Ensuite, lever les blocages. La peur d'abandonner, la comparaison permanente aux autres, la petite voix qui répète « tu n'es pas un vrai traileur ». Ces schémas ne se règlent pas par la volonté, mais en les regardant en face et en les désamorçant un par un. Dans mon expérience, ce qui plombe une course, ce n'est presque jamais les jambes, c'est une croyance qu'on traîne depuis longtemps.

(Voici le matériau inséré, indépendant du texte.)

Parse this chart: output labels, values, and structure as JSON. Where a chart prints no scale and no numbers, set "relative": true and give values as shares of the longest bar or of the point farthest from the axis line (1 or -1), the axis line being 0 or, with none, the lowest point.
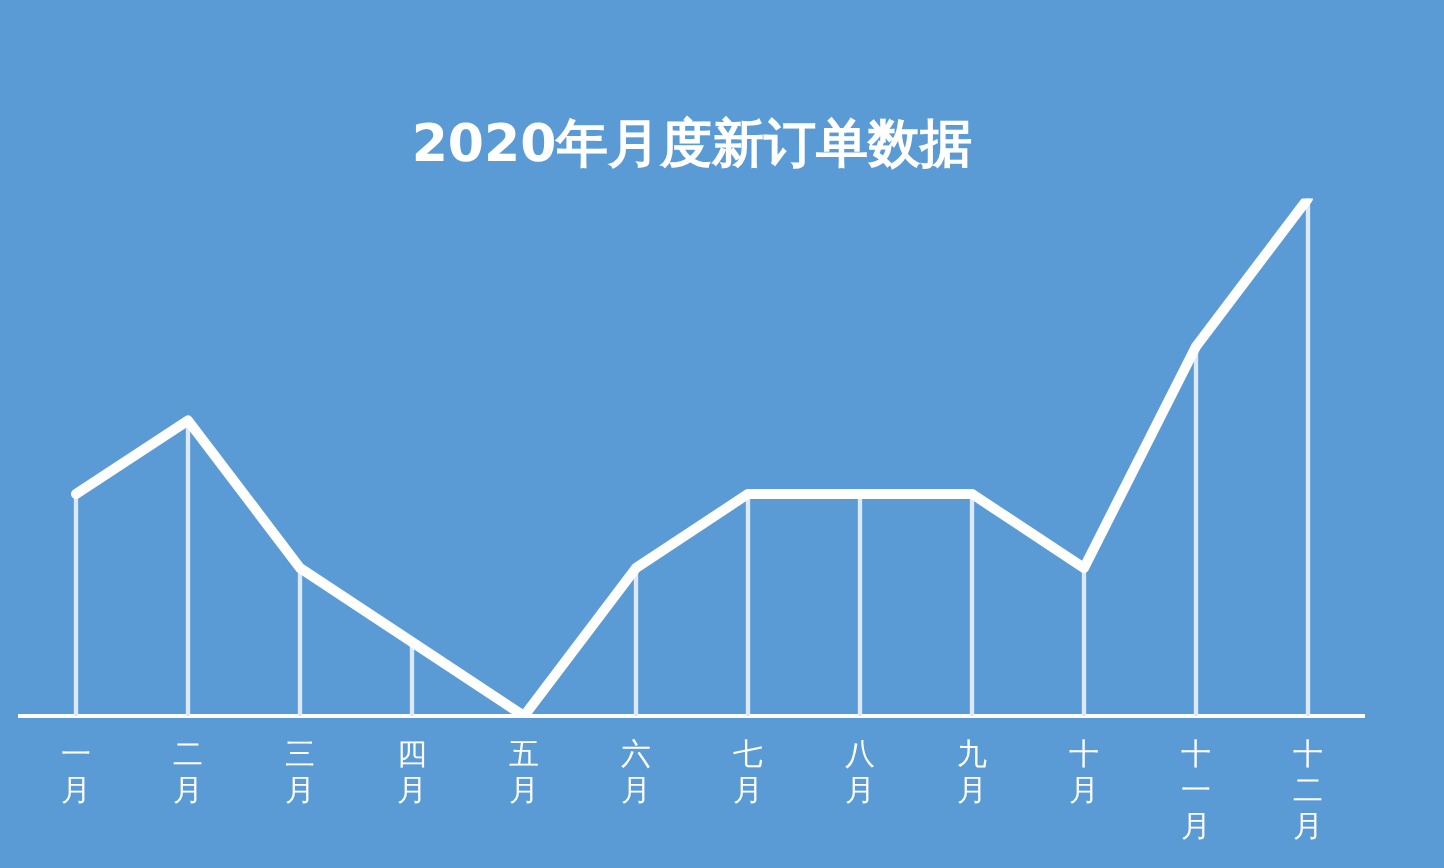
{
  "chart_data": {
    "type": "line",
    "title": "2020年月度新订单数据",
    "relative": true,
    "categories": [
      "一月",
      "二月",
      "三月",
      "四月",
      "五月",
      "六月",
      "七月",
      "八月",
      "九月",
      "十月",
      "十一月",
      "十二月"
    ],
    "series": [
      {
        "color": "#ffffff",
        "values": [
          0.429,
          0.571,
          0.286,
          0.143,
          0,
          0.286,
          0.429,
          0.429,
          0.429,
          0.286,
          0.714,
          1
        ]
      },
      {
        "type": "bar",
        "color": "#dce9f6",
        "values": [
          0.429,
          0.571,
          0.286,
          0.143,
          0,
          0.286,
          0.429,
          0.429,
          0.429,
          0.286,
          0.714,
          1
        ]
      }
    ],
    "legend": false,
    "marker": "none",
    "line_style": "solid"
  }
}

Enfin, construire une identité de coureur solide. Un traileur qui se dit « je suis quelqu'un qui finit ce qu'il commence » tient différemment de celui qui espère juste que ça passe. On ne change pas de mental le jour J : on l'a construit, pierre après pierre, sur les mois de préparation. C'est exactement ce que je fais avec les dirigeants que j'accompagne, et c'est ce qui rend la démarche transposable d'un terrain à l'autre.
Ce que font les grands traileurs (analyses publiques)

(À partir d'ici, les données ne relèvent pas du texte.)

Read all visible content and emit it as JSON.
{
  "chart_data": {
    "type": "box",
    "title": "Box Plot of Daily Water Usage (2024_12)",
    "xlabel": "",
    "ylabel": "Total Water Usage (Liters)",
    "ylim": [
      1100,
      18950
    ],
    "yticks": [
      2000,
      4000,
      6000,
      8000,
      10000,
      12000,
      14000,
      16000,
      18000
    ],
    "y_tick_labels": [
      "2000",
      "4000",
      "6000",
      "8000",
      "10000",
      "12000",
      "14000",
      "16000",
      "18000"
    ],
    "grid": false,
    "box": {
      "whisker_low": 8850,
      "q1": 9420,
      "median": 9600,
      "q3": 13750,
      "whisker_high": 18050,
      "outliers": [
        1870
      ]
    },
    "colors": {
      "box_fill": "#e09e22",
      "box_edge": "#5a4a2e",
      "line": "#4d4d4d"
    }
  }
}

Les meilleurs appliquent ces principes, souvent de façon très consciente. Les observations ci-dessous s'appuient uniquement sur des informations publiques (interviews, documentaires, articles de presse), et ne reflètent aucun suivi ni collaboration de ma part.
- Courtney Dauwalter a popularisé publiquement l'image de la « pain cave », cette pièce intérieure où elle va chercher dans l'effort et qu'elle apprend à agrandir course après course. C'est l'illustration parfaite du levier 2 : apprivoiser l'inconfort plutôt que le fuir.

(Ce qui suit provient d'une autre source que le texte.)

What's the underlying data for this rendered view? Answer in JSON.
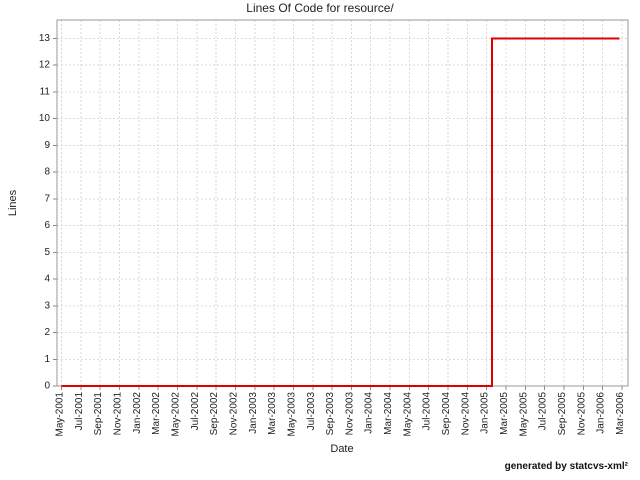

- Kilian Jornet évoque régulièrement dans ses interviews un rapport apaisé à la montagne et à l'effort, une présence à l'instant plutôt qu'une obsession du résultat. Une forme d'ancrage au présent qui rejoint le levier 4.
- François D'Haene, plusieurs fois vainqueur de l'UTMB, a souvent décrit publiquement l'importance de la gestion de course et du découpage de l'effort sur les très longues distances. Le levier 1 à l'œuvre chez l'un des plus réguliers.
- Mathieu Blanchard, habitué du podium de l'UTMB, parle régulièrement en interview de la mentalisation de l'effort long et de la gestion de la solitude en autonomie. Un rappel que sur l'ultra, la stratégie mentale se prépare autant que la stratégie physique.
Questions fréquentes
Comment se préparer mentalement pour un premier ultra-trail ?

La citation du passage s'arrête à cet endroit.